Dames of Malta refers to either the female Protestant fraternal order known as Ladies of the Knights Hospitallers of St. John of Jerusalem or to female members of the Roman Catholic Sovereign Military Order of Malta (Sovereign Hospitaller Order of St. John of Jerusalem of Rhodes and of Malta).

==Protestant order==
This secret fraternal order, also known as Ladies of the Knights Hospitallers of St. John of Jerusalem, was originally named Ladies of Malta. In 1902, it was consolidated with the Daughters of Malta, and assumed the name "Dames of Malta." These Dames are an auxiliary to the Ancient and Illustrious Order Knights of Malta. Their governing body is known as "Zenodacia," the branches are called "Sisterhoods" and are under the jurisdiction of the Supreme Grand Commandery of the Ancient and Illustrious Order of Malta. Candidates for membership must be "white female Protestants, over sixteen years of age, not married to a Roman Catholic, able to write and speak the English language, competent to pursue some useful occupation, believers in the doctrines of the Holy Trinity as expressed in the Apostles' Creed."
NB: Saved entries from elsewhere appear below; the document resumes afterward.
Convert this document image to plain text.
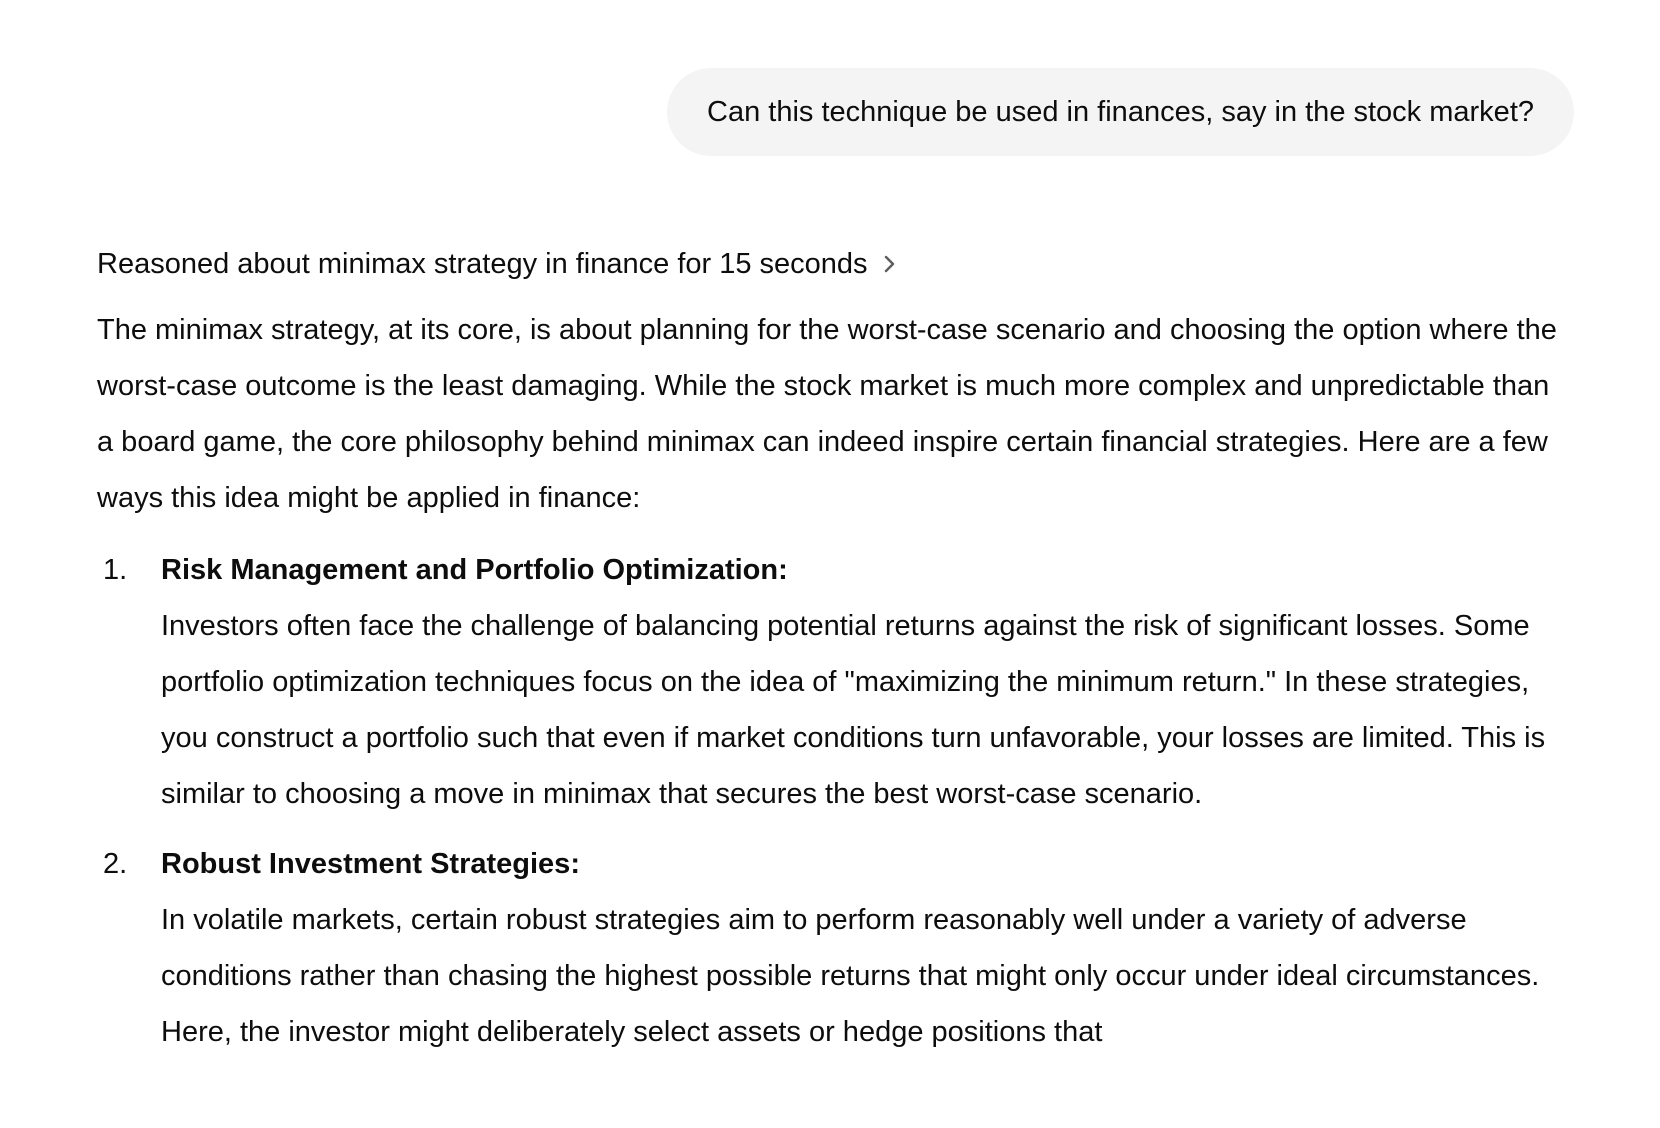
Can this technique be used in finances, say in the stock market?
Reasoned about minimax strategy in finance for 15 seconds

The minimax strategy, at its core, is about planning for the worst-case scenario and choosing the option where the worst-case outcome is the least damaging. While the stock market is much more complex and unpredictable than a board game, the core philosophy behind minimax can indeed inspire certain financial strategies. Here are a few ways this idea might be applied in finance:

1. Risk Management and Portfolio Optimization:
Investors often face the challenge of balancing potential returns against the risk of significant losses. Some portfolio optimization techniques focus on the idea of "maximizing the minimum return." In these strategies, you construct a portfolio such that even if market conditions turn unfavorable, your losses are limited. This is similar to choosing a move in minimax that secures the best worst-case scenario.
2. Robust Investment Strategies:
In volatile markets, certain robust strategies aim to perform reasonably well under a variety of adverse conditions rather than chasing the highest possible returns that might only occur under ideal circumstances. Here, the investor might deliberately select assets or hedge positions that
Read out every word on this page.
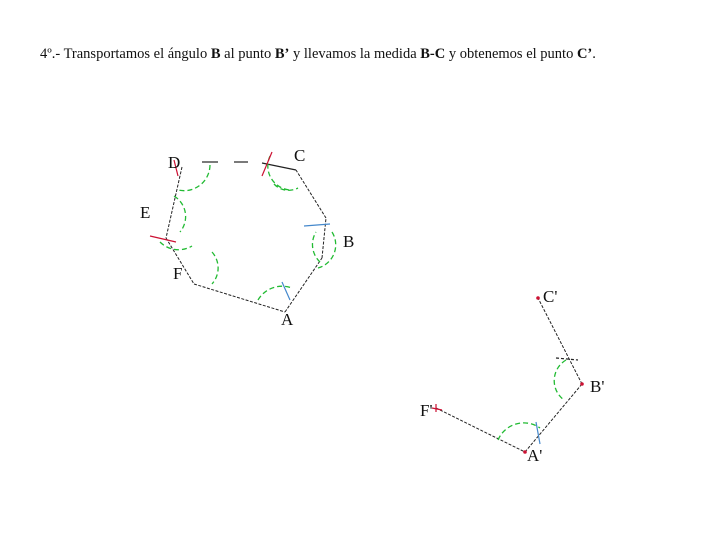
4º.- Transportamos el ángulo B al punto B’ y llevamos la medida B-C y obtenemos el punto C’.

A
B
C
D
E
F
A'
B'
C'
F'
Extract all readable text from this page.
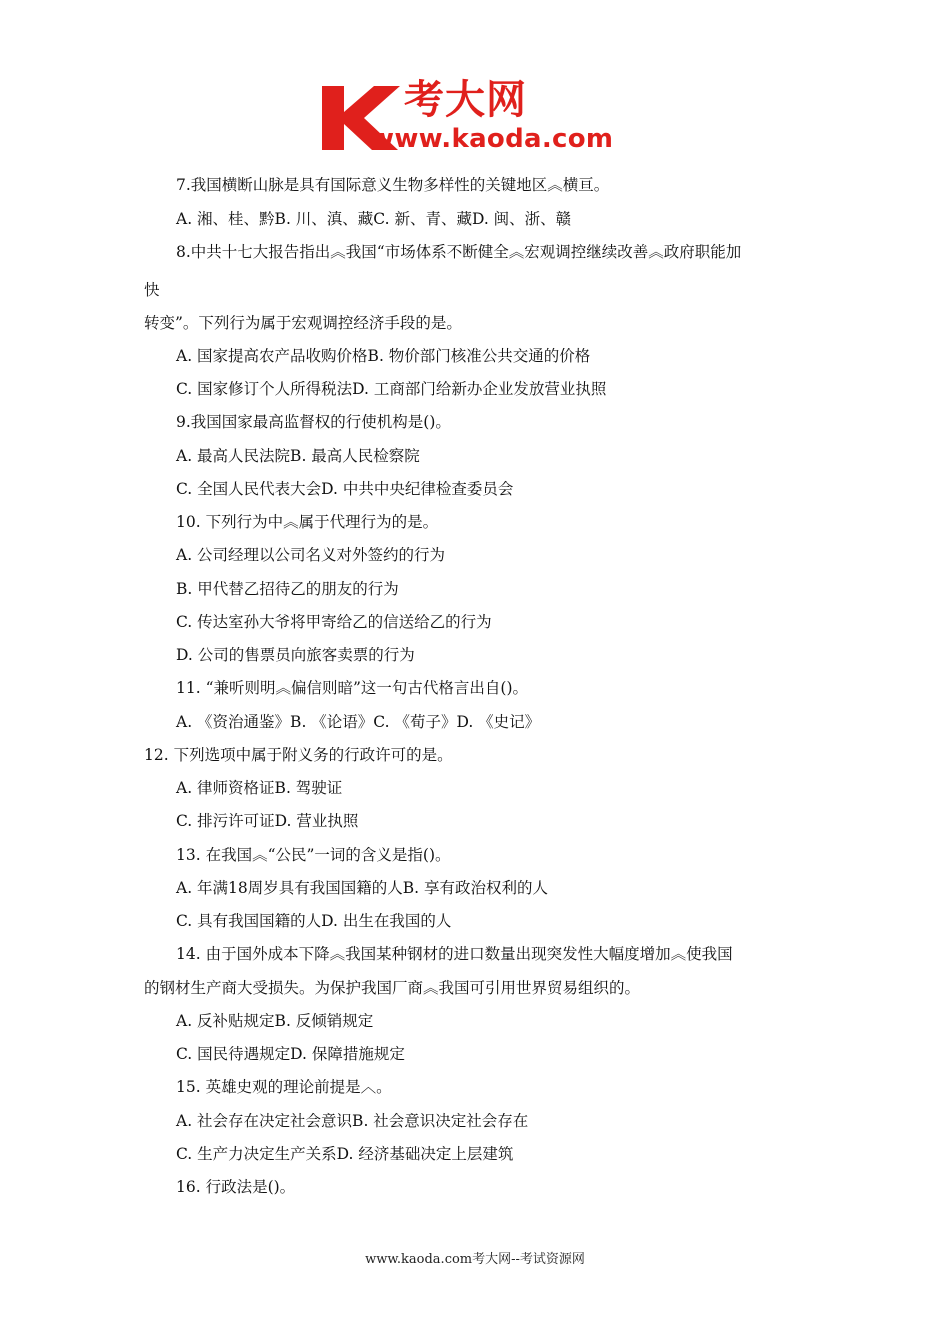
考大网
www.kaoda.com
7.我国横断山脉是具有国际意义生物多样性的关键地区︽横亘。
A. 湘、桂、黔B. 川、滇、藏C. 新、青、藏D. 闽、浙、赣
8.中共十七大报告指出︽我国“市场体系不断健全︽宏观调控继续改善︽政府职能加
快
转变”。下列行为属于宏观调控经济手段的是。
A. 国家提高农产品收购价格B. 物价部门核准公共交通的价格
C. 国家修订个人所得税法D. 工商部门给新办企业发放营业执照
9.我国国家最高监督权的行使机构是()。
A. 最高人民法院B. 最高人民检察院
C. 全国人民代表大会D. 中共中央纪律检查委员会
10. 下列行为中︽属于代理行为的是。
A. 公司经理以公司名义对外签约的行为
B. 甲代替乙招待乙的朋友的行为
C. 传达室孙大爷将甲寄给乙的信送给乙的行为
D. 公司的售票员向旅客卖票的行为
11. “兼听则明︽偏信则暗”这一句古代格言出自()。
A. 《资治通鉴》B. 《论语》C. 《荀子》D. 《史记》
12. 下列选项中属于附义务的行政许可的是。
A. 律师资格证B. 驾驶证
C. 排污许可证D. 营业执照
13. 在我国︽“公民”一词的含义是指()。
A. 年满18周岁具有我国国籍的人B. 享有政治权利的人
C. 具有我国国籍的人D. 出生在我国的人
14. 由于国外成本下降︽我国某种钢材的进口数量出现突发性大幅度增加︽使我国
的钢材生产商大受损失。为保护我国厂商︽我国可引用世界贸易组织的。
A. 反补贴规定B. 反倾销规定
C. 国民待遇规定D. 保障措施规定
15. 英雄史观的理论前提是︿。
A. 社会存在决定社会意识B. 社会意识决定社会存在
C. 生产力决定生产关系D. 经济基础决定上层建筑
16. 行政法是()。
www.kaoda.com考大网--考试资源网
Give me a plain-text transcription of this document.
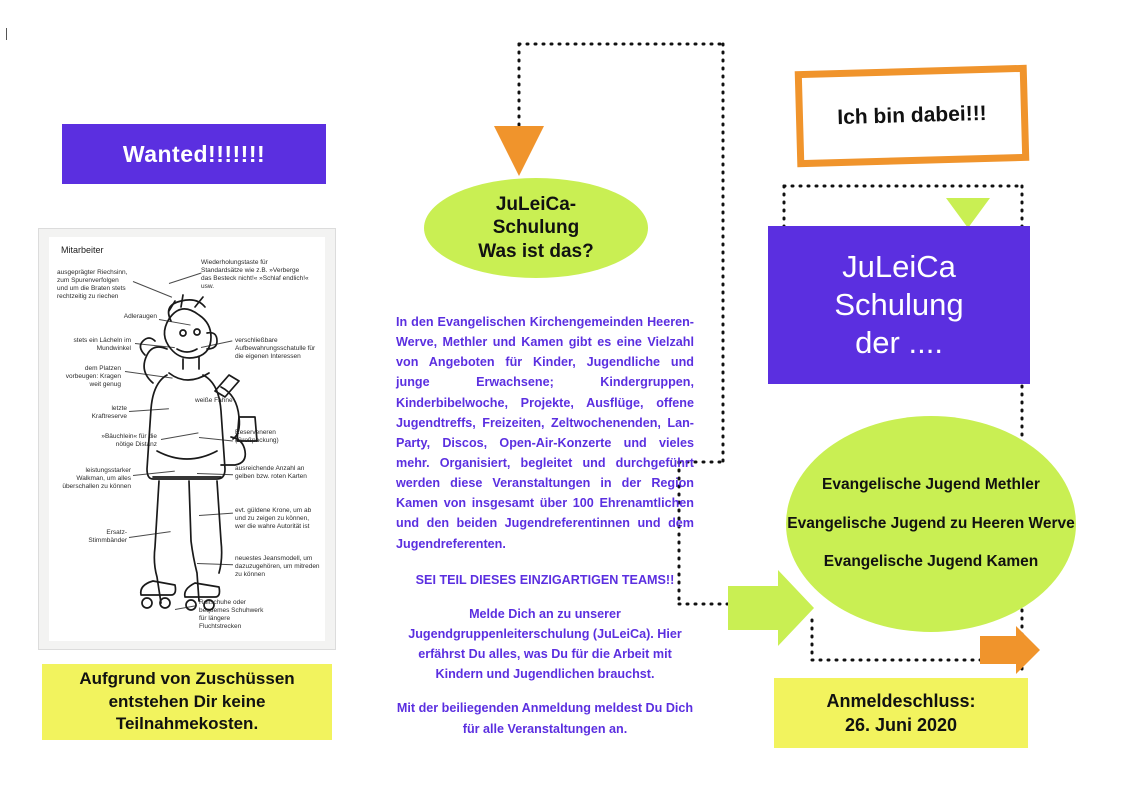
Wanted!!!!!!!
Mitarbeiter
ausgeprägter Riechsinn, zum Spurenverfolgen und um die Braten stets rechtzeitig zu riechen
Wiederholungstaste für Standardsätze wie z.B. »Verberge das Besteck nicht!« »Schlaf endlich!« usw.
Adleraugen
stets ein Lächeln im Mundwinkel
verschließbare Aufbewahrungsschatulle für die eigenen Interessen
dem Platzen vorbeugen: Kragen weit genug
letzte Kraftreserve
weiße Fahne
»Bäuchlein« für die nötige Distanz
Reserveneren (Großpackung)
leistungsstarker Walkman, um alles überschallen zu können
ausreichende Anzahl an gelben bzw. roten Karten
evt. güldene Krone, um ab und zu zeigen zu können, wer die wahre Autorität ist
Ersatz-Stimmbänder
neuestes Jeansmodell, um dazuzugehören, um mitreden zu können
Rollschuhe oder bequemes Schuhwerk für längere Fluchtstrecken
Aufgrund von Zuschüssen entstehen Dir keine Teilnahmekosten.
JuLeiCa-
Schulung
Was ist das?

In den Evangelischen Kirchengemeinden Heeren-Werve, Methler und Kamen gibt es eine Vielzahl von Angeboten für Kinder, Jugendliche und junge Erwachsene; Kindergruppen, Kinderbibelwoche, Projekte, Ausflüge, offene Jugendtreffs, Freizeiten, Zeltwochenenden, Lan-Party, Discos, Open-Air-Konzerte und vieles mehr. Organisiert, begleitet und durchgeführt werden diese Veranstaltungen in der Region Kamen von insgesamt über 100 Ehrenamtlichen und den beiden Jugendreferentinnen und dem Jugendreferenten.

SEI TEIL DIESES EINZIGARTIGEN TEAMS!!

Melde Dich an zu unserer Jugendgruppenleiterschulung (JuLeiCa). Hier erfährst Du alles, was Du für die Arbeit mit Kindern und Jugendlichen brauchst.

Mit der beiliegenden Anmeldung meldest Du Dich für alle Veranstaltungen an.

Ich bin dabei!!!
JuLeiCa
Schulung
der ....
Evangelische Jugend Methler
Evangelische Jugend zu Heeren Werve
Evangelische Jugend Kamen
Anmeldeschluss:
26. Juni 2020
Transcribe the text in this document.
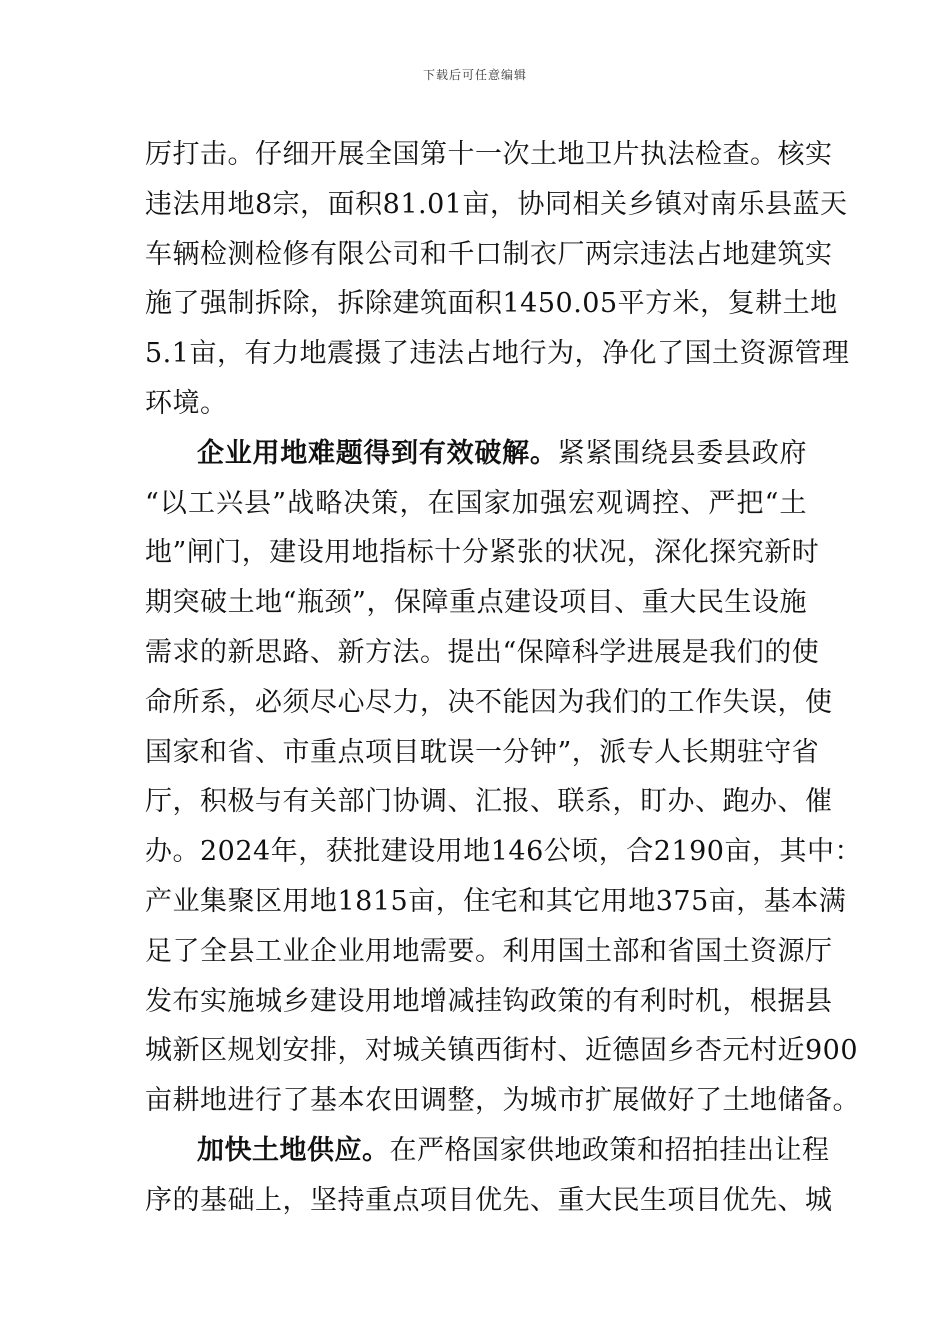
下载后可任意编辑
厉打击。仔细开展全国第十一次土地卫片执法检查。核实
违法用地8宗，面积81.01亩，协同相关乡镇对南乐县蓝天
车辆检测检修有限公司和千口制衣厂两宗违法占地建筑实
施了强制拆除，拆除建筑面积1450.05平方米，复耕土地
5.1亩，有力地震摄了违法占地行为，净化了国土资源管理
环境。
企业用地难题得到有效破解。紧紧围绕县委县政府
“以工兴县”战略决策，在国家加强宏观调控、严把“土
地”闸门，建设用地指标十分紧张的状况，深化探究新时
期突破土地“瓶颈”，保障重点建设项目、重大民生设施
需求的新思路、新方法。提出“保障科学进展是我们的使
命所系，必须尽心尽力，决不能因为我们的工作失误，使
国家和省、市重点项目耽误一分钟”，派专人长期驻守省
厅，积极与有关部门协调、汇报、联系，盯办、跑办、催
办。2024年，获批建设用地146公顷，合2190亩，其中：
产业集聚区用地1815亩，住宅和其它用地375亩，基本满
足了全县工业企业用地需要。利用国土部和省国土资源厅
发布实施城乡建设用地增减挂钩政策的有利时机，根据县
城新区规划安排，对城关镇西街村、近德固乡杏元村近900
亩耕地进行了基本农田调整，为城市扩展做好了土地储备。
加快土地供应。在严格国家供地政策和招拍挂出让程
序的基础上，坚持重点项目优先、重大民生项目优先、城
The "ritualistic work" of the Order unfolds "the marvelous history of its glorious past [the Order claims to be the direct descendant of the ancient Sisterhood of the Hospitallers Dames of Jerusalem] and "the deep religious significance of its institution", and glories in "the fact that it is the only Knightly Order having one Universal Password that admits to all Council Chambers around the Globe." In 1924, the membership of the Dames of Malta was 28,000. In 1978, the membership was over 5,000. The headquarters were at 1345 Arch St., Philadelphia, Pennsylvania.

==Roman Catholic order==
Notable female members of the Sovereign Military Order of Malta include:

- Genevieve Garvan Brady, Papal Duchess, Dame of the Order of the Holy Sepulchre, holder of the Cross Pro Ecclesia et Pontifice
- Anne M. Burke
- Bernadette Castro
- Mary Higgins Clark
- Marianna, Dowager Viscountess Monckton of Brenchley, served as High Sheriff of Kent (1981–82); widow of Gilbert Walter Riversdale Monckton, 2nd Viscount Monckton of Brenchley
- Marie-Louise Coleiro Preca, Maltese politician; president of Malta (2014 to 2019) and president of Eurochild (since 2019)
- Virginia A. Dwyer, director and deputy chairman of the Federal Reserve Bank of New York; chairman of the board of trustees of the University of Rochester
- Clare Boothe Luce, American playwright and political activist
- Marie-Christine, Princess Michael of Kent
- Marie Isobel, Countess Cathcart
- Princess Maria Ludwiga Theresia of Bavaria
- Janne Haaland Matláry
- Patricia Mary, Lady Talbot of Malahide (née Riddell)
- Mary McShain (née Mary J. Horstmann), great-niece of Bishop Ignatius F. Horstmann (the third Bishop of the Diocese of Cleveland); widow of businessman John McShain
- Regina A. Quick, American philanthropist
- Sharon Rich, American author
- Karen Garver Santorum, American nurse and activist; wife of United States Senator Rick Santorum (R-PA)
- Phyllis Schlafly, American constitutional lawyer and conservative activist
- Princess Urraca of Bourbon-Two Sicilies
- Csilla von Boeselager, Hungarian philanthropist; founded the Hungarian Maltese Charity Organisation (Ungarischer Malteser Caritas Dienst)
- Elisabeth von Thurn und Taxis, German journalist, author, socialite, and art collector
- Gloria von Thurn und Taxis, German socialite, businesswoman, Catholic activist, art collector

===Others===
- Emma, Lady Hamilton (1765-1815) was awarded the Order of Saint John of Jerusalem (Maltese Cross), order of the Russian Empire named after Saint John the Baptist, by Emperor Paul I of Russia for her aid to blockaded Malta. Lady Hamilton was the first English woman to be invested as a Dame of Malta.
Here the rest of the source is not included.